E comecei a ser ALUNO desde o primeiro dia que saí da barriga de minha mãe, quando abri um berreiro danado, sem certamente sequer saber o que eram vogais & consoantes, numa eventual onomatopéia de pranto assustado, em alto e bom berreiro de récem-nascido. O meu primeiro olhar lambido. O meu primeiro cheiro tenro.
O meu primeiro dodói inusitado, tudo isso, afinal, foram aprendizados primordiais para mim. Confesso agora, que já estava nascendo ali, o “apreendedor” de tantas sábias ilusões da vida. Também aprendi zelos e ternuras. Luzes e sonhos. Seios e beijos. E desde um toquinho ainda, eu, de alguma maneira inexplicável,  já “lia” muito bem.
De movimentos a somas. De carinhos a pitos. De calores maternos a gestos gerais.  Eu era tão pequenino e viera ao mundo para ser o melhor aluno, o melhor aprendiz dessa vida louca. Depois vieram outras espécies de lições. De todos os tipos. Febres. Tristezazinhas. Abraços apertados.
O adorável colo de mãe. A vida era uma enorme lousa sem tamanho. Cenário de família com parentes. Quintais e romances. E eu ali ainda nas primeiras frases mal feitas, tipo “nenê mamá”. A primeira coisa que ouvi e entendi, compreendendo, e depois certamente ouviria ainda por milhares de vezes, foi o meu sagrado Nome de Batismo.
Era ali o meu documento-vida, a minha identificação-chave. Minha vida era uma história a ser escrita por mim mesmo, aprendendo dia após dia… ao meu jeito, como diz a canção  Falei logo. Mamã. Riram alvissareiros. Gostei.
Repeti todo posudo e cor-de-rosa. Me beijaram. Adorei. Passaram talquinho em mim. Legal. Depois, acho, falei papá (comida), ou papai. Das duas, uma.
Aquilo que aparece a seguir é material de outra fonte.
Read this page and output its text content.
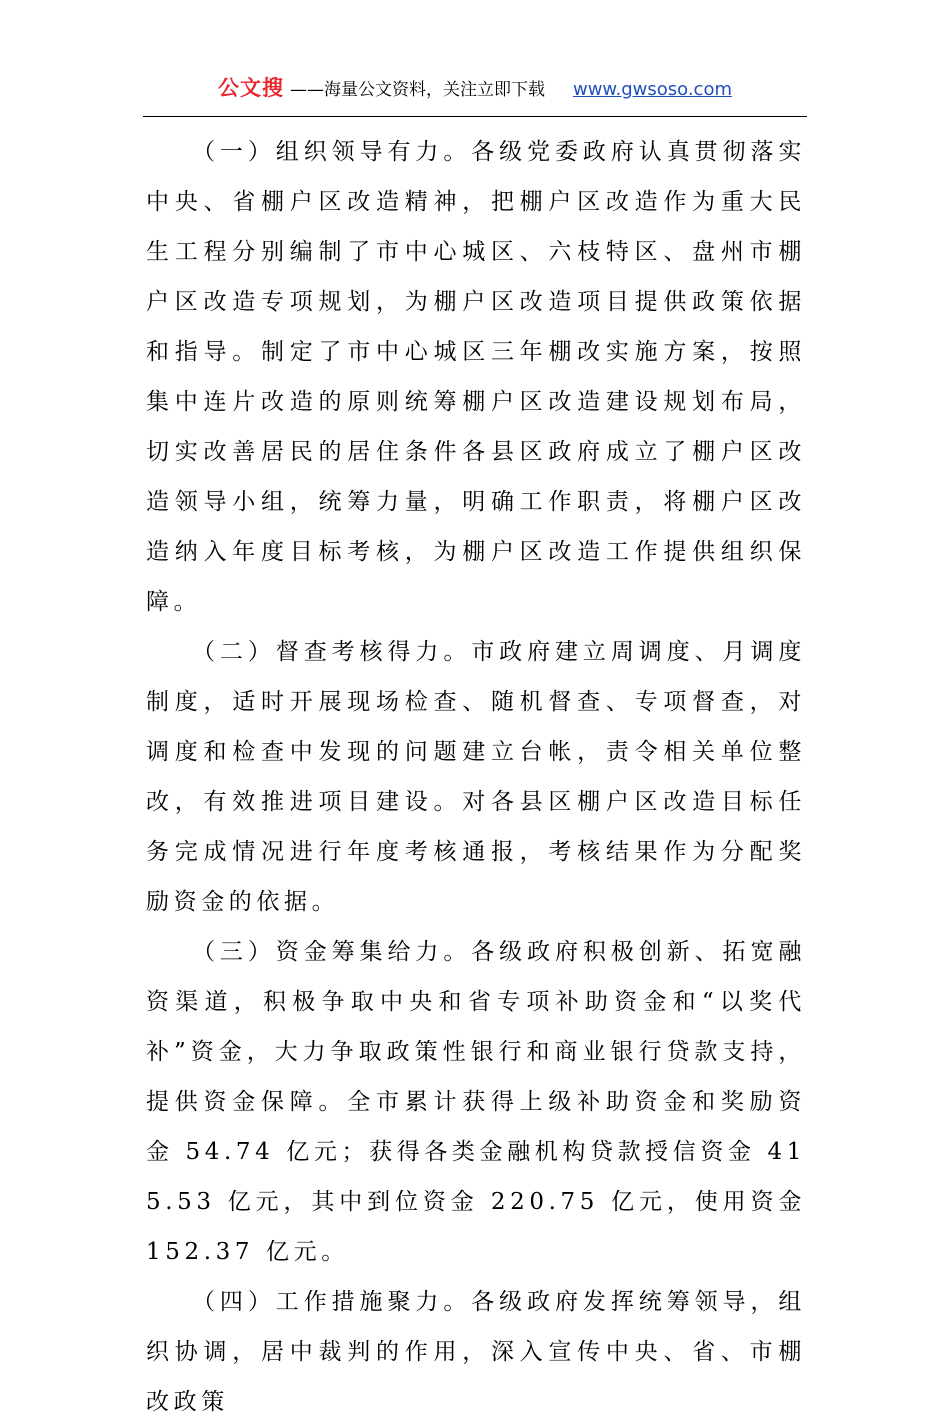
公文搜 ——海量公文资料，关注立即下载 www.gwsoso.com

（一）组织领导有力。各级党委政府认真贯彻落实中央、省棚户区改造精神，把棚户区改造作为重大民生工程分别编制了市中心城区、六枝特区、盘州市棚户区改造专项规划，为棚户区改造项目提供政策依据和指导。制定了市中心城区三年棚改实施方案，按照集中连片改造的原则统筹棚户区改造建设规划布局，切实改善居民的居住条件各县区政府成立了棚户区改造领导小组，统筹力量，明确工作职责，将棚户区改造纳入年度目标考核，为棚户区改造工作提供组织保障。

（二）督查考核得力。市政府建立周调度、月调度制度，适时开展现场检查、随机督查、专项督查，对调度和检查中发现的问题建立台帐，责令相关单位整改，有效推进项目建设。对各县区棚户区改造目标任务完成情况进行年度考核通报，考核结果作为分配奖励资金的依据。

（三）资金筹集给力。各级政府积极创新、拓宽融资渠道，积极争取中央和省专项补助资金和“以奖代补”资金，大力争取政策性银行和商业银行贷款支持，提供资金保障。全市累计获得上级补助资金和奖励资金 54.74 亿元；获得各类金融机构贷款授信资金 415.53 亿元，其中到位资金 220.75 亿元，使用资金 152.37 亿元。

（四）工作措施聚力。各级政府发挥统筹领导，组织协调，居中裁判的作用，深入宣传中央、省、市棚改政策
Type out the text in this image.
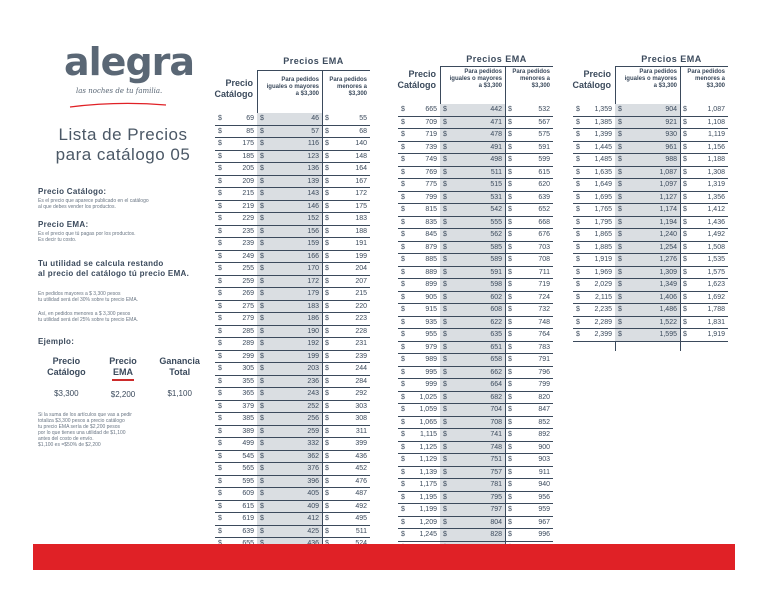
alegra
las noches de tu familia.
Lista de Precios
para catálogo 05
Precio Catálogo:
Es el precio que aparece publicado en el catálogo
al que debes vender los productos.
Precio EMA:
Es el precio que tú pagas por los productos.
Es decir tu costo.
Tu utilidad se calcula restando
al precio del catálogo tú precio EMA.
En pedidos mayores a $ 3,300 pesos
tu utilidad será del 30% sobre tu precio EMA.
Así, en pedidos menores a $ 3,300 pesos
tu utilidad será del 25% sobre tu precio EMA.
Ejemplo:
Precio
Catálogo
$3,300
Precio
EMA
$2,200
Ganancia
Total
$1,100
Si la suma de los artículos que vas a pedir
totaliza $3,300 pesos a precio catálogo
tu precio EMA sería de $2,200 pesos
por lo que tienes una utilidad de $1,100
antes del costo de envío.
$1,100 es =$50% de $2,200
Precios EMA
Precio
Catálogo
Para pedidos
iguales o mayores
a $3,300
Para pedidos
menores a
$3,300
$	69 $	46 $	55
$	85 $	57 $	68
$	175 $	116 $	140
$	185 $	123 $	148
$	205 $	136 $	164
$	209 $	139 $	167
$	215 $	143 $	172
$	219 $	146 $	175
$	229 $	152 $	183
$	235 $	156 $	188
$	239 $	159 $	191
$	249 $	166 $	199
$	255 $	170 $	204
$	259 $	172 $	207
$	269 $	179 $	215
$	275 $	183 $	220
$	279 $	186 $	223
$	285 $	190 $	228
$	289 $	192 $	231
$	299 $	199 $	239
$	305 $	203 $	244
$	355 $	236 $	284
$	365 $	243 $	292
$	379 $	252 $	303
$	385 $	256 $	308
$	389 $	259 $	311
$	499 $	332 $	399
$	545 $	362 $	436
$	565 $	376 $	452
$	595 $	396 $	476
$	609 $	405 $	487
$	615 $	409 $	492
$	619 $	412 $	495
$	639 $	425 $	511
Precios EMA
Precio
Catálogo
Para pedidos
iguales o mayores
a $3,300
Para pedidos
menores a
$3,300
$	665 $	442 $	532
$	709 $	471 $	567
$	719 $	478 $	575
$	739 $	491 $	591
$	749 $	498 $	599
$	769 $	511 $	615
$	775 $	515 $	620
$	799 $	531 $	639
$	815 $	542 $	652
$	835 $	555 $	668
$	845 $	562 $	676
$	879 $	585 $	703
$	885 $	589 $	708
$	889 $	591 $	711
$	899 $	598 $	719
$	905 $	602 $	724
$	915 $	608 $	732
$	935 $	622 $	748
$	955 $	635 $	764
$	979 $	651 $	783
$	989 $	658 $	791
$	995 $	662 $	796
$	999 $	664 $	799
$ 1,025 $	682 $	820
$ 1,059 $	704 $	847
$ 1,065 $	708 $	852
$ 1,115 $	741 $	892
$ 1,125 $	748 $	900
$ 1,129 $	751 $	903
$ 1,139 $	757 $	911
$ 1,175 $	781 $	940
$ 1,195 $	795 $	956
$ 1,199 $	797 $	959
$ 1,209 $	804 $	967
$ 1,245 $	828 $	996
Precios EMA
Precio
Catálogo
Para pedidos
iguales o mayores
a $3,300
Para pedidos
menores a
$3,300
$ 1,359 $	904 $	1,087
$ 1,385 $	921 $	1,108
$ 1,399 $	930 $	1,119
$ 1,445 $	961 $	1,156
$ 1,485 $	988 $	1,188
$ 1,635 $	1,087 $	1,308
$ 1,649 $	1,097 $	1,319
$ 1,695 $	1,127 $	1,356
$ 1,765 $	1,174 $	1,412
$ 1,795 $	1,194 $	1,436
$ 1,865 $	1,240 $	1,492
$ 1,885 $	1,254 $	1,508
$ 1,919 $	1,276 $	1,535
$ 1,969 $	1,309 $	1,575
$ 2,029 $	1,349 $	1,623
$ 2,115 $	1,406 $	1,692
$ 2,235 $	1,486 $	1,788
$ 2,289 $	1,522 $	1,831
$ 2,399 $	1,595 $	1,919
Vim aprendendo pela vida. Adoro aprender.
Depois vieram os tropeços e tombos. Escuros e sombras. Desencontros. Doeram. Dodói mesmo eu logo aprendi dizer com beicinho mole. Rendia. Remédios. Pitos. Castigos que eram mais gestuais, como sonoros chius esticados. Afetos. Nódoas. Remédios.
Correria. Minha mãe com os olhos vermelhos, dando beijinhos doces e molhados em meu machucado calinho marrom. Doeu, Mamãe!. Aliás, minha mãe era um livro aberto em milhares de páginas que sorriam doces lições cheias de encantários para mim. Fui crescendo e aprendendo. Sempre.
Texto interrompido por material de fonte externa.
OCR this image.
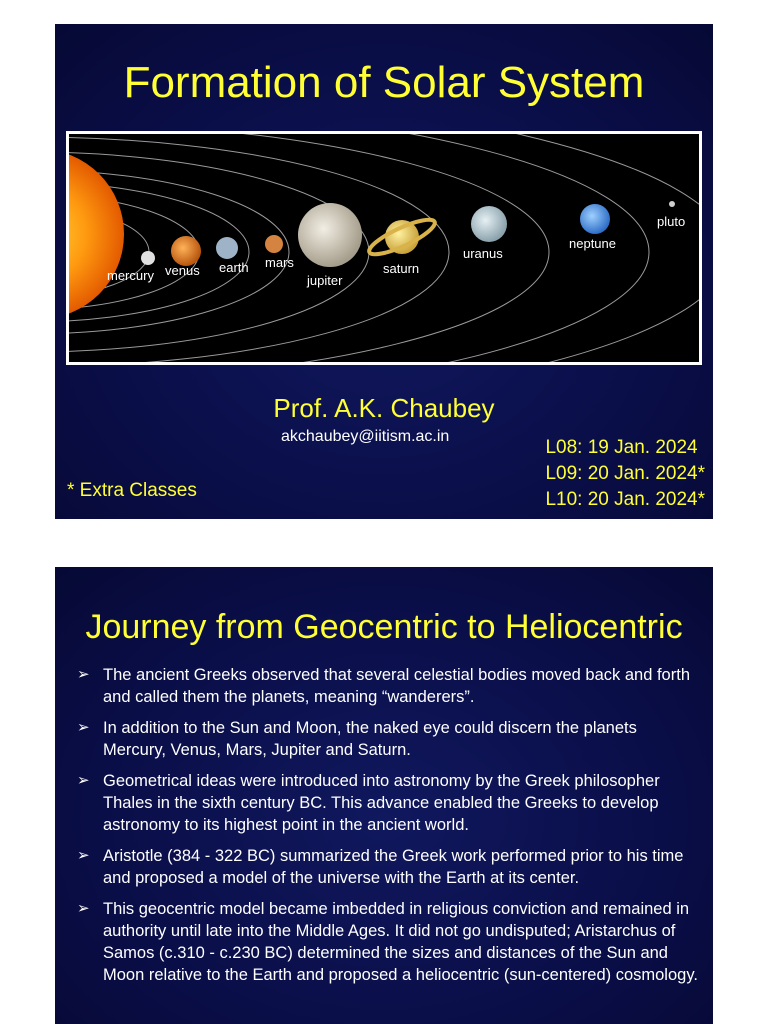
Formation of Solar System
mercury venus earth mars
jupiter
saturn
uranus
neptune
pluto
Prof. A.K. Chaubey
akchaubey@iitism.ac.in
L08: 19 Jan. 2024
L09: 20 Jan. 2024*
L10: 20 Jan. 2024*
* Extra Classes
Journey from Geocentric to Heliocentric
➢ The ancient Greeks observed that several celestial bodies moved back and forth and called them the planets, meaning “wanderers”.
➢ In addition to the Sun and Moon, the naked eye could discern the planets Mercury, Venus, Mars, Jupiter and Saturn.
➢ Geometrical ideas were introduced into astronomy by the Greek philosopher Thales in the sixth century BC. This advance enabled the Greeks to develop astronomy to its highest point in the ancient world.
➢ Aristotle (384 - 322 BC) summarized the Greek work performed prior to his time and proposed a model of the universe with the Earth at its center.
➢ This geocentric model became imbedded in religious conviction and remained in authority until late into the Middle Ages. It did not go undisputed; Aristarchus of Samos (c.310 - c.230 BC) determined the sizes and distances of the Sun and Moon relative to the Earth and proposed a heliocentric (sun-centered) cosmology.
Cada segundo era uma aula enorme. Cada minuto uma medida-limite. Cada dia um bonito questionário. Cada aprendizado um exercício de estima para multiplicar-me em palavras e afetos. Cada luz ou dor circunstancial,  uma fixação no arquivo sensorial da minha memória atiçada.
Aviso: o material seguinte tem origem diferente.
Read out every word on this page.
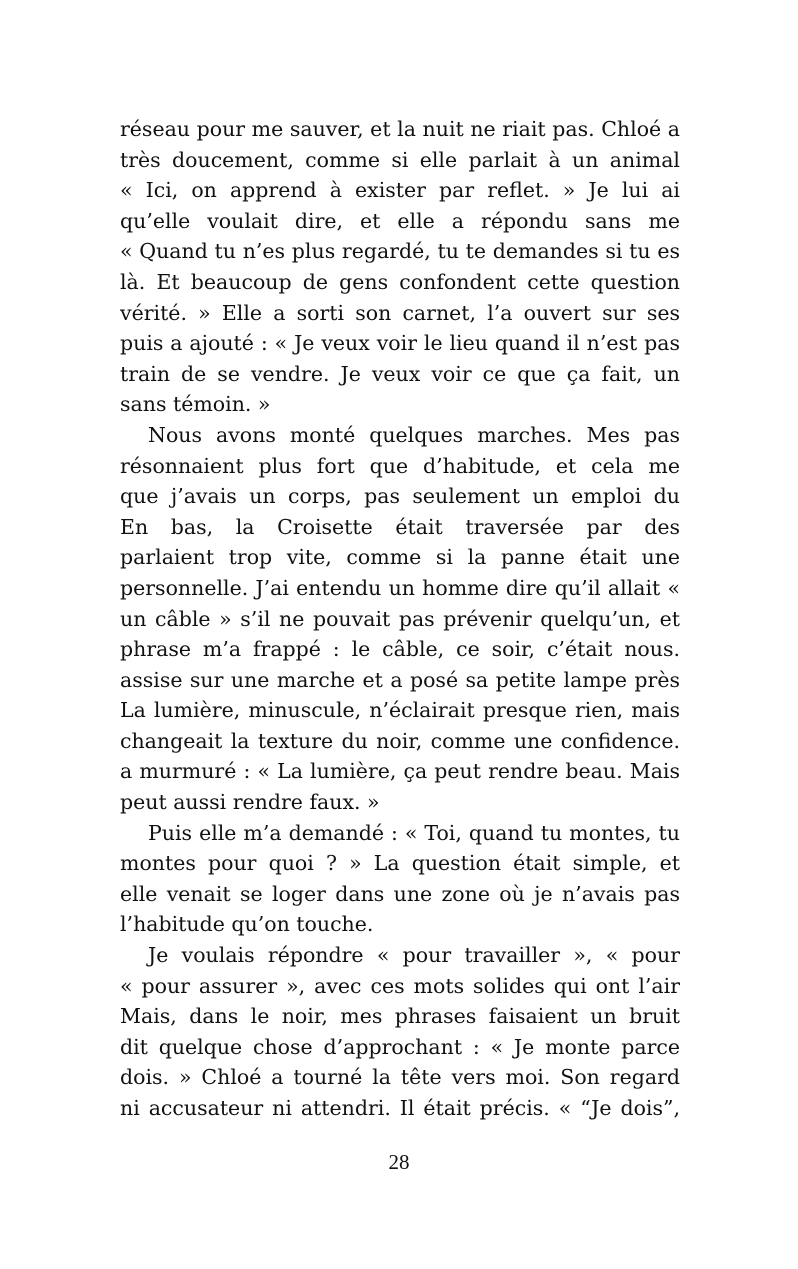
réseau pour me sauver, et la nuit ne riait pas. Chloé a
très doucement, comme si elle parlait à un animal
« Ici, on apprend à exister par reflet. » Je lui ai
qu’elle voulait dire, et elle a répondu sans me
« Quand tu n’es plus regardé, tu te demandes si tu es
là. Et beaucoup de gens confondent cette question
vérité. » Elle a sorti son carnet, l’a ouvert sur ses
puis a ajouté : « Je veux voir le lieu quand il n’est pas
train de se vendre. Je veux voir ce que ça fait, un
sans témoin. »
Nous avons monté quelques marches. Mes pas
résonnaient plus fort que d’habitude, et cela me
que j’avais un corps, pas seulement un emploi du
En bas, la Croisette était traversée par des
parlaient trop vite, comme si la panne était une
personnelle. J’ai entendu un homme dire qu’il allait «
un câble » s’il ne pouvait pas prévenir quelqu’un, et
phrase m’a frappé : le câble, ce soir, c’était nous.
assise sur une marche et a posé sa petite lampe près
La lumière, minuscule, n’éclairait presque rien, mais
changeait la texture du noir, comme une confidence.
a murmuré : « La lumière, ça peut rendre beau. Mais
peut aussi rendre faux. »
Puis elle m’a demandé : « Toi, quand tu montes, tu
montes pour quoi ? » La question était simple, et
elle venait se loger dans une zone où je n’avais pas
l’habitude qu’on touche.
Je voulais répondre « pour travailler », « pour
« pour assurer », avec ces mots solides qui ont l’air
Mais, dans le noir, mes phrases faisaient un bruit
dit quelque chose d’approchant : « Je monte parce
dois. » Chloé a tourné la tête vers moi. Son regard
ni accusateur ni attendri. Il était précis. « “Je dois”,
28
Fui crescendo e aprendendo territórios e mapas em casa. Música, Garnisés, Canteiros, Política. Meu pai tinha programa de rádio, regia corais e bandas, e adorava João Goulart, o Presidente. Fui politizado mesmo antes de ser alfabetizado. E adquiri logo a tal inteligência musical, depois artística, imagética.
E ainda pondo senso crítico em tudo. Muito resmungão, diziam minhas irmãs que eram um grude comigo, o chamado bendito fruto.  Meu genitor muito sabido, logo ensinou-me algumas vogais, escritas no papelão de caixas de sandálias velhas. Depois consoantes complicadas, em retalhos de compensados de pinhos com nós vermelhos.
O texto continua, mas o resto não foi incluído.